Gesture-Timbre Space: Multidimensional Feature Mapping Using Machine Learning and Concatenative Synthesis
Zbyszyński, Michael; Di Donato, Balandino; Visi, Federico and Tanaka, Atau. 2021. “GestureTimbre Space: Multidimensional Feature Mapping Using Machine Learning & Concatenative Synthesis.”
In: Richard Kronland-Martinet; Sølvi Ystad and Mitsuko Aramaki, eds. Perception, Representations, Image, Sound, Music. Springer International Publishing. ISBN 9783030702090
ABSTRACT
This chapter explores three systems for mapping embodied gesture, acquired with electromyography and motion sensing, to sound synthesis. A pilot study using granular synthesis is presented, followed by studies employing corpus-based concatenative synthesis, where small sound units are organized by derived timbral features. We use interactive machine learning in a mapping-by-demonstration paradigm to create regression models that map high-dimensional gestural data to timbral data without dimensionality reduction in three distinct workflows. First, by directly associating individual sound units and static poses (anchor points) in static regression. Second, in whole regression a sound tracing method leverages our intuitive associations between time-varying sound and embodied movement. Third, we extend interactive machine learning through the use of artificial agents and reinforcement learning in an assisted interactive machine learning workflow.

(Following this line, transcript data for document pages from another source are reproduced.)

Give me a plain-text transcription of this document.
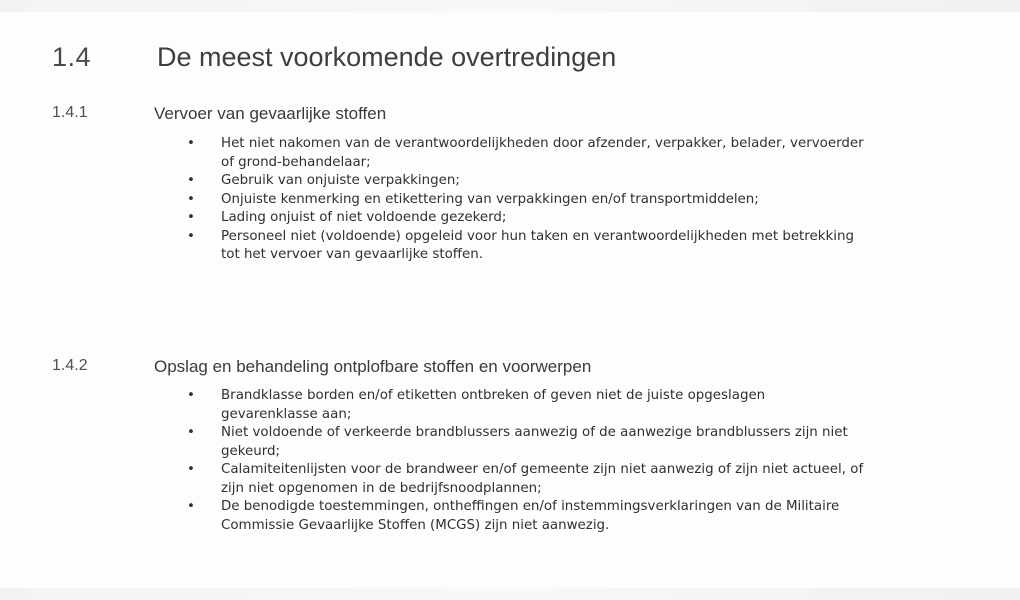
1.4 De meest voorkomende overtredingen
1.4.1	Vervoer van gevaarlijke stoffen
• Het niet nakomen van de verantwoordelijkheden door afzender, verpakker, belader, vervoerder of grond-behandelaar;
• Gebruik van onjuiste verpakkingen;
• Onjuiste kenmerking en etikettering van verpakkingen en/of transportmiddelen;
• Lading onjuist of niet voldoende gezekerd;
• Personeel niet (voldoende) opgeleid voor hun taken en verantwoordelijkheden met betrekking tot het vervoer van gevaarlijke stoffen.
1.4.2	Opslag en behandeling ontplofbare stoffen en voorwerpen
• Brandklasse borden en/of etiketten ontbreken of geven niet de juiste opgeslagen gevarenklasse aan;
• Niet voldoende of verkeerde brandblussers aanwezig of de aanwezige brandblussers zijn niet gekeurd;
• Calamiteitenlijsten voor de brandweer en/of gemeente zijn niet aanwezig of zijn niet actueel, of zijn niet opgenomen in de bedrijfsnoodplannen;
• De benodigde toestemmingen, ontheffingen en/of instemmingsverklaringen van de Militaire Commissie Gevaarlijke Stoffen (MCGS) zijn niet aanwezig.
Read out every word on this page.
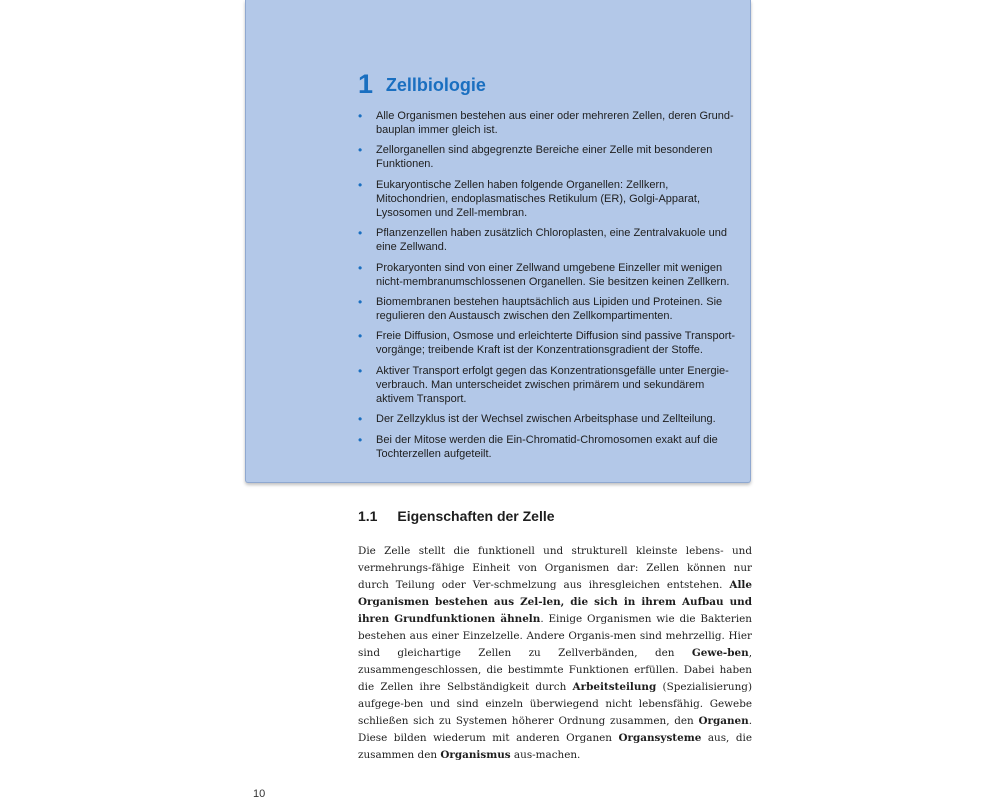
1 Zellbiologie
• Alle Organismen bestehen aus einer oder mehreren Zellen, deren Grund-bauplan immer gleich ist.
• Zellorganellen sind abgegrenzte Bereiche einer Zelle mit besonderen Funktionen.
• Eukaryontische Zellen haben folgende Organellen: Zellkern, Mitochondrien, endoplasmatisches Retikulum (ER), Golgi-Apparat, Lysosomen und Zell-membran.
• Pflanzenzellen haben zusätzlich Chloroplasten, eine Zentralvakuole und eine Zellwand.
• Prokaryonten sind von einer Zellwand umgebene Einzeller mit wenigen nicht-membranumschlossenen Organellen. Sie besitzen keinen Zellkern.
• Biomembranen bestehen hauptsächlich aus Lipiden und Proteinen. Sie regulieren den Austausch zwischen den Zellkompartimenten.
• Freie Diffusion, Osmose und erleichterte Diffusion sind passive Transport-vorgänge; treibende Kraft ist der Konzentrationsgradient der Stoffe.
• Aktiver Transport erfolgt gegen das Konzentrationsgefälle unter Energie-verbrauch. Man unterscheidet zwischen primärem und sekundärem aktivem Transport.
• Der Zellzyklus ist der Wechsel zwischen Arbeitsphase und Zellteilung.
• Bei der Mitose werden die Ein-Chromatid-Chromosomen exakt auf die Tochterzellen aufgeteilt.
1.1 Eigenschaften der Zelle

Die Zelle stellt die funktionell und strukturell kleinste lebens- und vermehrungs-fähige Einheit von Organismen dar: Zellen können nur durch Teilung oder Ver-schmelzung aus ihresgleichen entstehen. Alle Organismen bestehen aus Zel-len, die sich in ihrem Aufbau und ihren Grundfunktionen ähneln. Einige Organismen wie die Bakterien bestehen aus einer Einzelzelle. Andere Organis-men sind mehrzellig. Hier sind gleichartige Zellen zu Zellverbänden, den Gewe-ben, zusammengeschlossen, die bestimmte Funktionen erfüllen. Dabei haben die Zellen ihre Selbständigkeit durch Arbeitsteilung (Spezialisierung) aufgege-ben und sind einzeln überwiegend nicht lebensfähig. Gewebe schließen sich zu Systemen höherer Ordnung zusammen, den Organen. Diese bilden wiederum mit anderen Organen Organsysteme aus, die zusammen den Organismus aus-machen.

10
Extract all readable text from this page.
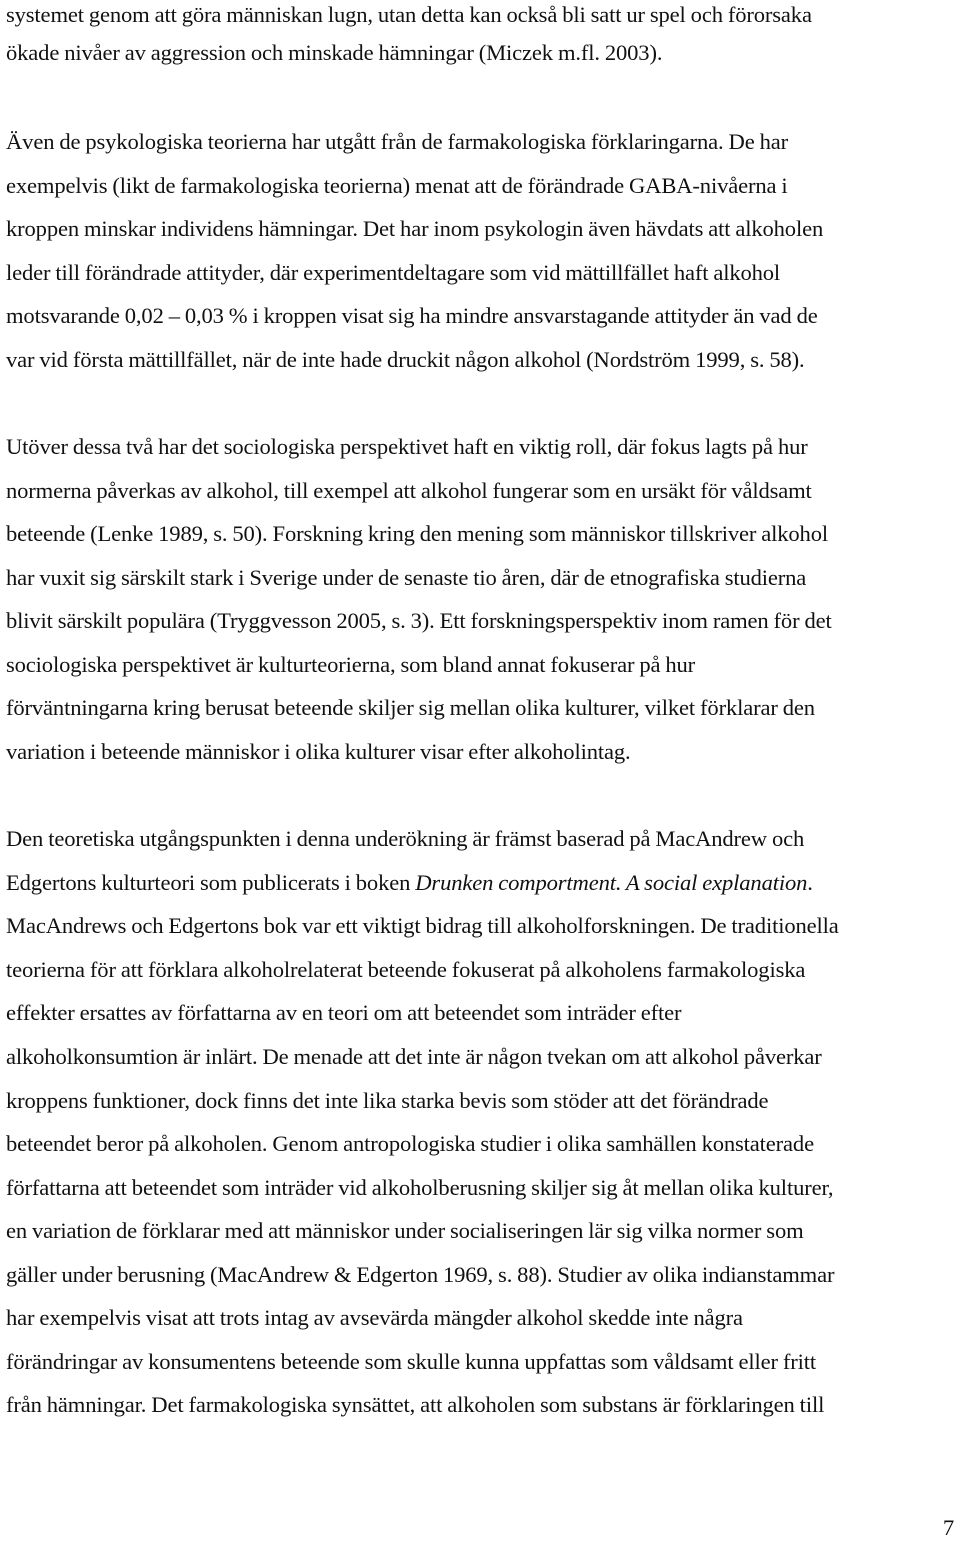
systemet genom att göra människan lugn, utan detta kan också bli satt ur spel och förorsaka

ökade nivåer av aggression och minskade hämningar (Miczek m.fl. 2003).

Även de psykologiska teorierna har utgått från de farmakologiska förklaringarna. De har

exempelvis (likt de farmakologiska teorierna) menat att de förändrade GABA-nivåerna i

kroppen minskar individens hämningar. Det har inom psykologin även hävdats att alkoholen

leder till förändrade attityder, där experimentdeltagare som vid mättillfället haft alkohol

motsvarande 0,02 – 0,03 % i kroppen visat sig ha mindre ansvarstagande attityder än vad de

var vid första mättillfället, när de inte hade druckit någon alkohol (Nordström 1999, s. 58).

Utöver dessa två har det sociologiska perspektivet haft en viktig roll, där fokus lagts på hur

normerna påverkas av alkohol, till exempel att alkohol fungerar som en ursäkt för våldsamt

beteende (Lenke 1989, s. 50). Forskning kring den mening som människor tillskriver alkohol

har vuxit sig särskilt stark i Sverige under de senaste tio åren, där de etnografiska studierna

blivit särskilt populära (Tryggvesson 2005, s. 3). Ett forskningsperspektiv inom ramen för det

sociologiska perspektivet är kulturteorierna, som bland annat fokuserar på hur

förväntningarna kring berusat beteende skiljer sig mellan olika kulturer, vilket förklarar den

variation i beteende människor i olika kulturer visar efter alkoholintag.

Den teoretiska utgångspunkten i denna underökning är främst baserad på MacAndrew och

Edgertons kulturteori som publicerats i boken Drunken comportment. A social explanation.

MacAndrews och Edgertons bok var ett viktigt bidrag till alkoholforskningen. De traditionella

teorierna för att förklara alkoholrelaterat beteende fokuserat på alkoholens farmakologiska

effekter ersattes av författarna av en teori om att beteendet som inträder efter

alkoholkonsumtion är inlärt. De menade att det inte är någon tvekan om att alkohol påverkar

kroppens funktioner, dock finns det inte lika starka bevis som stöder att det förändrade

beteendet beror på alkoholen. Genom antropologiska studier i olika samhällen konstaterade

författarna att beteendet som inträder vid alkoholberusning skiljer sig åt mellan olika kulturer,

en variation de förklarar med att människor under socialiseringen lär sig vilka normer som

gäller under berusning (MacAndrew & Edgerton 1969, s. 88). Studier av olika indianstammar

har exempelvis visat att trots intag av avsevärda mängder alkohol skedde inte några

förändringar av konsumentens beteende som skulle kunna uppfattas som våldsamt eller fritt

från hämningar. Det farmakologiska synsättet, att alkoholen som substans är förklaringen till

7
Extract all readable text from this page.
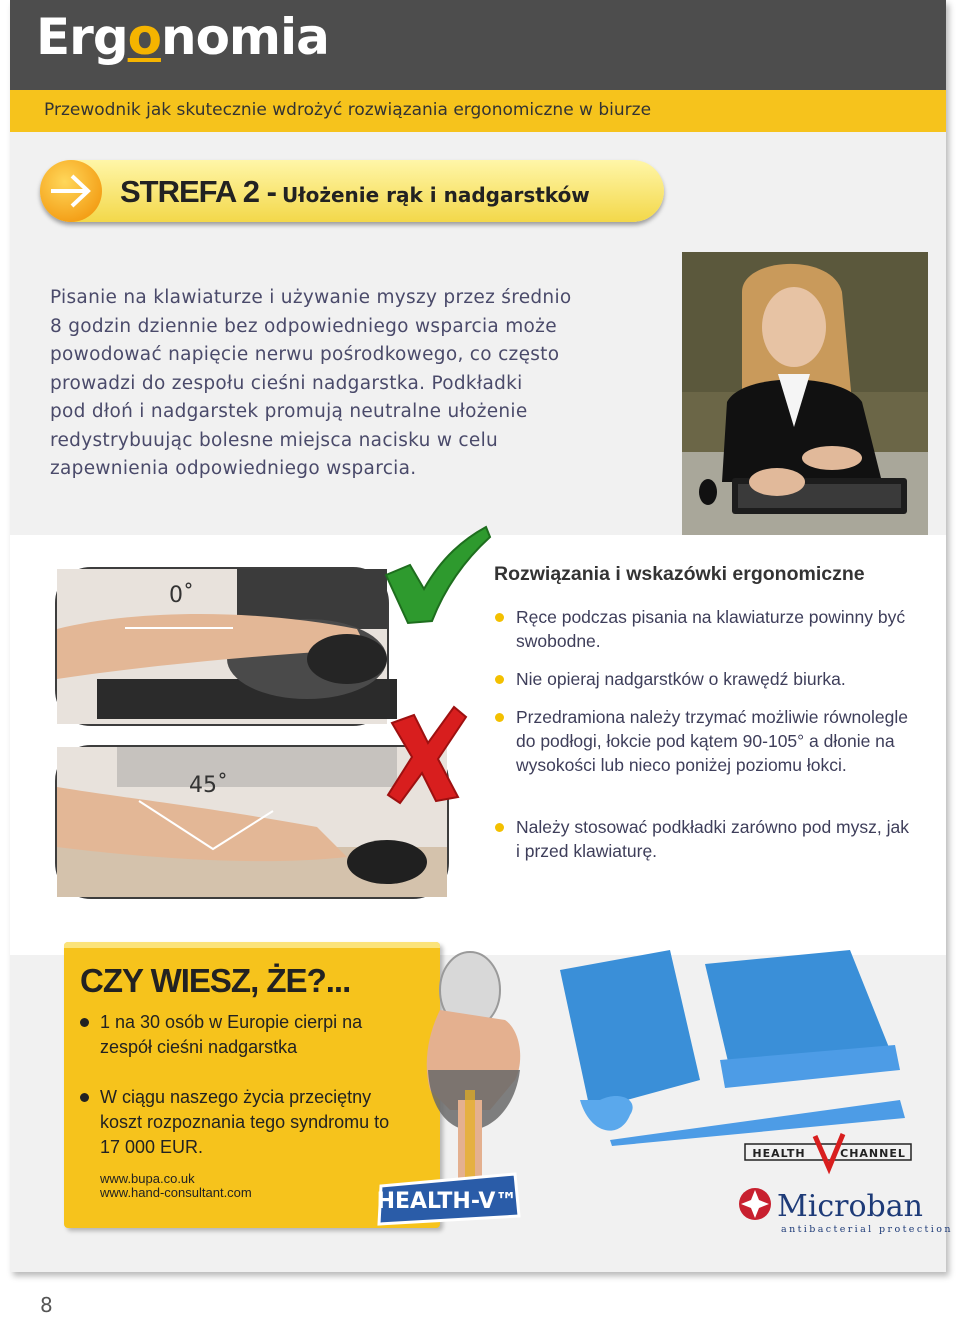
Ergonomia
Przewodnik jak skutecznie wdrożyć rozwiązania ergonomiczne w biurze
STREFA 2 - Ułożenie rąk i nadgarstków
Pisanie na klawiaturze i używanie myszy przez średnio
8 godzin dziennie bez odpowiedniego wsparcia może
powodować napięcie nerwu pośrodkowego, co często
prowadzi do zespołu cieśni nadgarstka. Podkładki
pod dłoń i nadgarstek promują neutralne ułożenie
redystrybuując bolesne miejsca nacisku w celu
zapewnienia odpowiedniego wsparcia.
0˚
45˚
Rozwiązania i wskazówki ergonomiczne
Ręce podczas pisania na klawiaturze powinny być swobodne.
Nie opieraj nadgarstków o krawędź biurka.
Przedramiona należy trzymać możliwie równolegle do podłogi, łokcie pod kątem 90-105° a dłonie na wysokości lub nieco poniżej poziomu łokci.
Należy stosować podkładki zarówno pod mysz, jak i przed klawiaturę.
CZY WIESZ, ŻE?...
1 na 30 osób w Europie cierpi na zespół cieśni nadgarstka
W ciągu naszego życia przeciętny koszt rozpoznania tego syndromu to 17 000 EUR.
www.bupa.co.uk
www.hand-consultant.com	HEALTH-V™
HEALTH	CHANNEL
Microban
antibacterial protection
8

We discuss the benefits of organizing the sound corpus using self-organizing maps to address corpus sparseness, and the potential of regression-based mapping at different points in a musical workflow: gesture design, sound design, and mapping design. These systems support expressive performance by creating gesture-timbre spaces that maximize sonic diversity while maintaining coherence, enabling reliable reproduction of target sounds as well as improvisatory exploration of a sonic corpus. They have been made available to the research community, and have been used by the authors in concert performance.